Viene de El inconsciente (1)
Les recuerdo que me están acompañando en una investigación sobre el inconsciente. El punto de partida es un hecho conocido por todos. Nuestro cerebro es una máquina de producir ocurrencias. Llamamos “inconsciente” a ese conjunto de actividades que desconocemos, y del que sólo percibimos los resultados que afloran a la conciencia. Esto es una cura de humildad. Si nuestros índices de serotonina –una sustancia que influye en la comunicación neuronal- se alteran, estaremos deprimidos. Los neurólogos nos dicen una cosa muy extraña. Un segundo antes de que se nos ocurra hacer un movimiento, ya se han activado las zonas premotoras del cerebro. Todo sucede realmente dentro de nosotros un poquito antes de que nos demos cuenta. ¡Que complicación! ¡Qué misterio!
Continuamente emergen en mi conciencia sentimientos, ideas, deseos, imágenes, preocupaciones que son mías, aunque no lo quiera.
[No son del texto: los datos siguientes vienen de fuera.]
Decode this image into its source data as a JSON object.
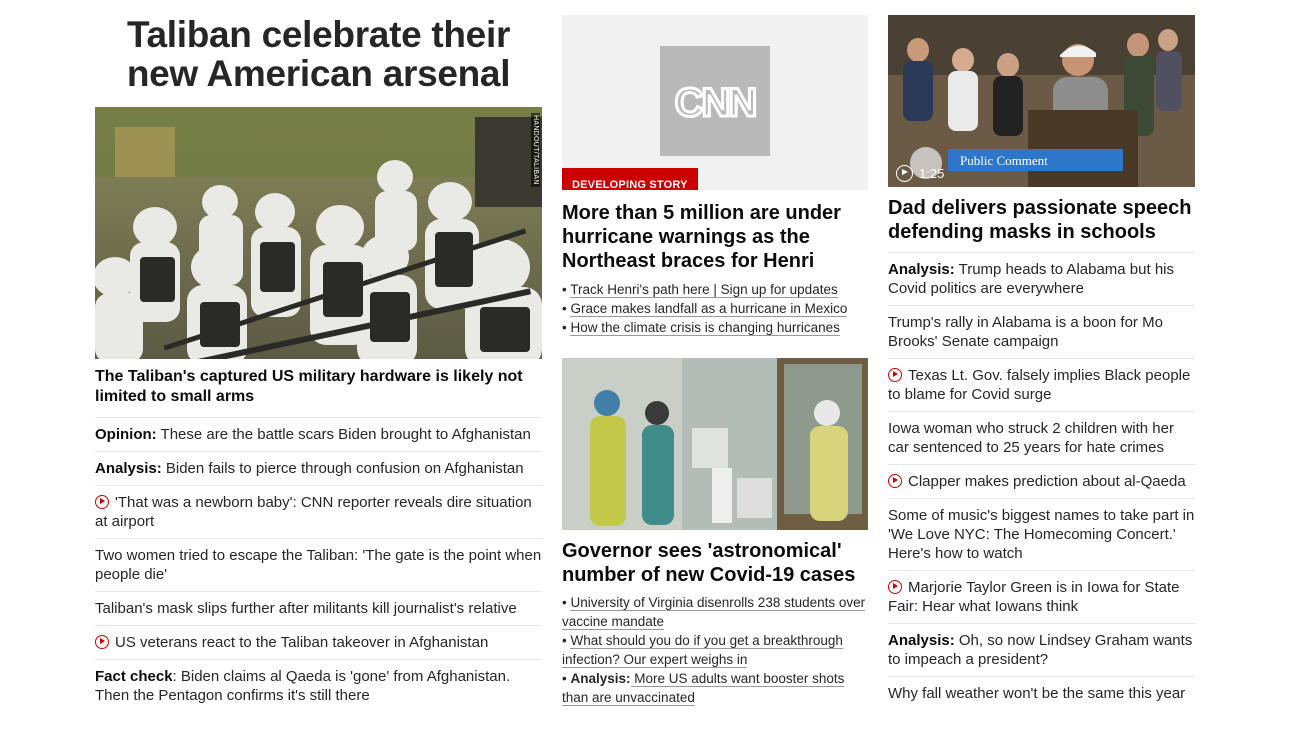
{
  "col1": {
    "headline": "Taliban celebrate their new American arsenal",
    "image_credit": "HANDOUT/TALIBAN",
    "lead_caption": "The Taliban's captured US military hardware is likely not limited to small arms",
    "items": [
      {
        "prefix": "Opinion:",
        "text": " These are the battle scars Biden brought to Afghanistan",
        "video": false
      },
      {
        "prefix": "Analysis:",
        "text": " Biden fails to pierce through confusion on Afghanistan",
        "video": false
      },
      {
        "prefix": "",
        "text": "'That was a newborn baby': CNN reporter reveals dire situation at airport",
        "video": true
      },
      {
        "prefix": "",
        "text": "Two women tried to escape the Taliban: 'The gate is the point when people die'",
        "video": false
      },
      {
        "prefix": "",
        "text": "Taliban's mask slips further after militants kill journalist's relative",
        "video": false
      },
      {
        "prefix": "",
        "text": "US veterans react to the Taliban takeover in Afghanistan",
        "video": true
      },
      {
        "prefix": "Fact check",
        "text": ": Biden claims al Qaeda is 'gone' from Afghanistan. Then the Pentagon confirms it's still there",
        "video": false
      }
    ]
  },
  "col2": {
    "logo_text": "CNN",
    "badge": "DEVELOPING STORY",
    "story1": {
      "headline": "More than 5 million are under hurricane warnings as the Northeast braces for Henri",
      "links": [
        {
          "text": "Track Henri's path here | Sign up for updates"
        },
        {
          "text": "Grace makes landfall as a hurricane in Mexico"
        },
        {
          "text": "How the climate crisis is changing hurricanes"
        }
      ]
    },
    "story2": {
      "headline": "Governor sees 'astronomical' number of new Covid-19 cases",
      "links": [
        {
          "prefix": "",
          "text": "University of Virginia disenrolls 238 students over vaccine mandate"
        },
        {
          "prefix": "",
          "text": "What should you do if you get a breakthrough infection? Our expert weighs in"
        },
        {
          "prefix": "Analysis:",
          "text": " More US adults want booster shots than are unvaccinated"
        }
      ]
    }
  },
  "col3": {
    "video_duration": "1:25",
    "video_overlay": "Public Comment",
    "headline": "Dad delivers passionate speech defending masks in schools",
    "items": [
      {
        "prefix": "Analysis:",
        "text": " Trump heads to Alabama but his Covid politics are everywhere",
        "video": false
      },
      {
        "prefix": "",
        "text": "Trump's rally in Alabama is a boon for Mo Brooks' Senate campaign",
        "video": false
      },
      {
        "prefix": "",
        "text": "Texas Lt. Gov. falsely implies Black people to blame for Covid surge",
        "video": true
      },
      {
        "prefix": "",
        "text": "Iowa woman who struck 2 children with her car sentenced to 25 years for hate crimes",
        "video": false
      },
      {
        "prefix": "",
        "text": "Clapper makes prediction about al-Qaeda",
        "video": true
      },
      {
        "prefix": "",
        "text": "Some of music's biggest names to take part in 'We Love NYC: The Homecoming Concert.' Here's how to watch",
        "video": false
      },
      {
        "prefix": "",
        "text": "Marjorie Taylor Green is in Iowa for State Fair: Hear what Iowans think",
        "video": true
      },
      {
        "prefix": "Analysis:",
        "text": " Oh, so now Lindsey Graham wants to impeach a president?",
        "video": false
      },
      {
        "prefix": "",
        "text": "Why fall weather won't be the same this year",
        "video": false
      }
    ]
  },
  "colors": {
    "accent": "#cc0000",
    "text": "#262626",
    "divider": "#e6e6e6"
  }
}
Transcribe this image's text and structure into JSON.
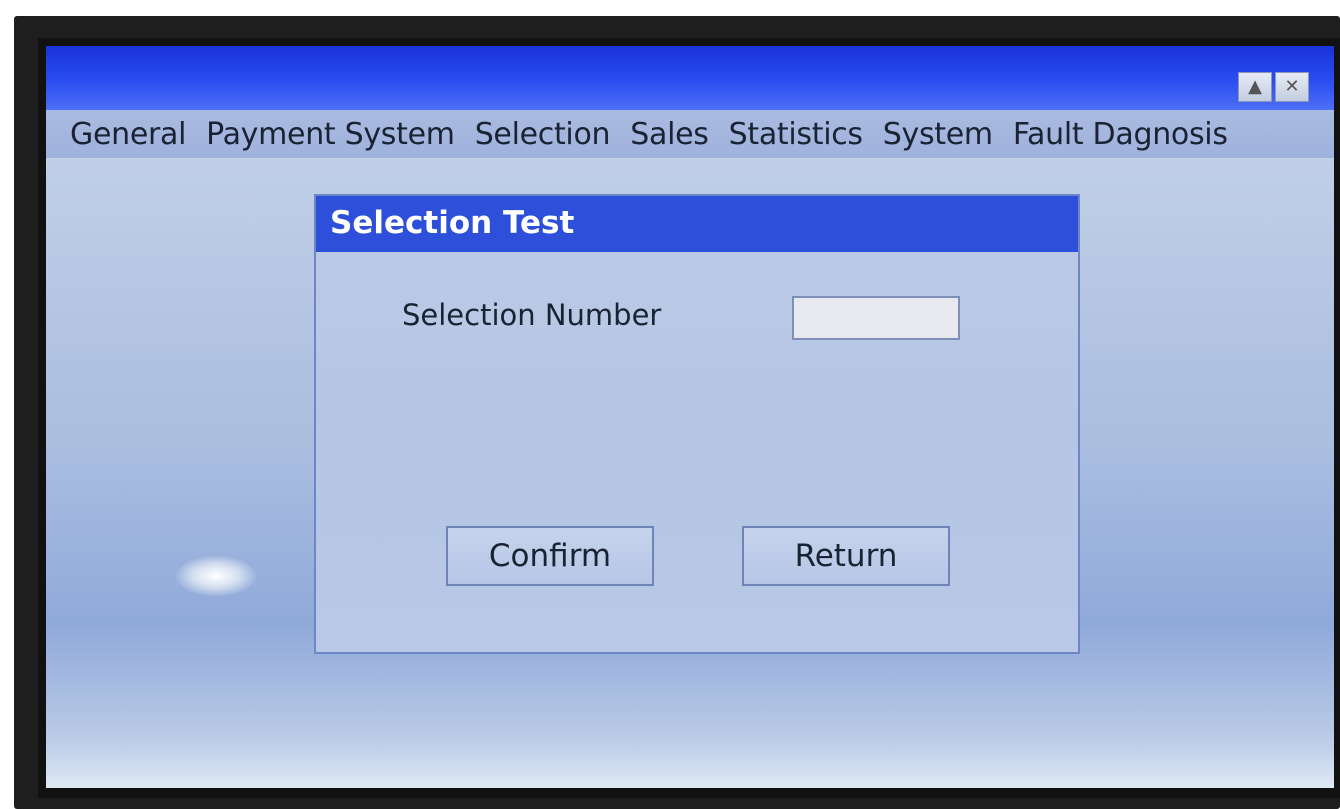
{
  "window": {
    "up_icon": "triangle-up-icon",
    "close_icon": "close-icon"
  },
  "menu": {
    "items": [
      {
        "label": "General"
      },
      {
        "label": "Payment System"
      },
      {
        "label": "Selection"
      },
      {
        "label": "Sales"
      },
      {
        "label": "Statistics"
      },
      {
        "label": "System"
      },
      {
        "label": "Fault Dagnosis"
      }
    ]
  },
  "dialog": {
    "title": "Selection Test",
    "field_label": "Selection Number",
    "field_value": "",
    "confirm_label": "Confirm",
    "return_label": "Return"
  },
  "colors": {
    "titlebar": "#2a4df0",
    "dialog_header": "#2d4fd9",
    "menubar": "#aabbe0"
  }
}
Consideremos el caso de una persona envidiosa, como la que retrata Unamuno en “Abel Sánchez”. El envidioso no quiere serlo, le avergüenza ese sentimiento que, en cierto sentido, demuestra una situación de inferioridad respecto de otro, pero no puede evitarlo. Siente una punzada de dolor cada vez que su oponente ha tenido algún éxito. Los expertos dicen que en nuestro inconsciente se forman “esquemas emocionales”, que interpretan de una forma u otra los sucesos. El optimista con optimismo, y el pesimista con pesimismo. El valiente ve como oportunidad lo que el miedoso ve como amenaza. Los psicólogos nos dicen que la solución para cambiar esos estilos afectivos es cambiar el “esquema emocional” que los genera. Estamos, pues, en los dominios de la educación. Una de las funciones de la educación es ayudar a un niño para que construya bien su cerebro, es decir, para que establezca estupendos sistemas de producción de buenas ideas, buenos sentimientos, buenas decisiones.
¿Sabemos hacerlo? Estamos aprendiendo. Los “esquemas emocionales” tienen tres ingredientes: Uno, biológico. Nacemos con ciertas propensiones afectivas, genéticamente condicionadas. Dos, las creencias que tenemos acerca de nosotros mismos, de los demás, de nuestra capacidad para enfrentarnos con los problemas. Tres, nuestro sistema de deseos y preferencias. Ni todos deseamos lo mismo, ni lo deseamos con la misma intensidad. Los tres ingredientes pueden modificarse mediante la educación.
Hay un segundo objetivo educativo. Tras haber construido ese cerebro eficaz y fértil, hay que aprender a manejarlo. Conducir nuestro cerebro es más difícil que conducir un Ferrari. Hay que desarrollar lo que se llama el “cerebro ejecutivo”, del que depende la atención, la selección de proyectos, el paso a la acción, la orden de parada. La aparición de esta capacidad de autodirección ha sido un paso decisivo en la evolución humana. Para los interesados, diré que coincide con el gran desarrollo de los lóbulos frontales, el director de orquesta cerebral. Todos los animales aprenden, pero el hombre puede decidir lo que quiere aprender. Toda la sabiduría humana ha intentado cumplir estos dos objetivos: Educar el inconsciente, para tener buenas ocurrencias, y aprender a dirigirlo. La primera tarea va desde el cerebro a la conciencia. La segunda, marcha desde la conciencia hasta el cerebro. En ese misterioso vaivén se mueve nuestra vida.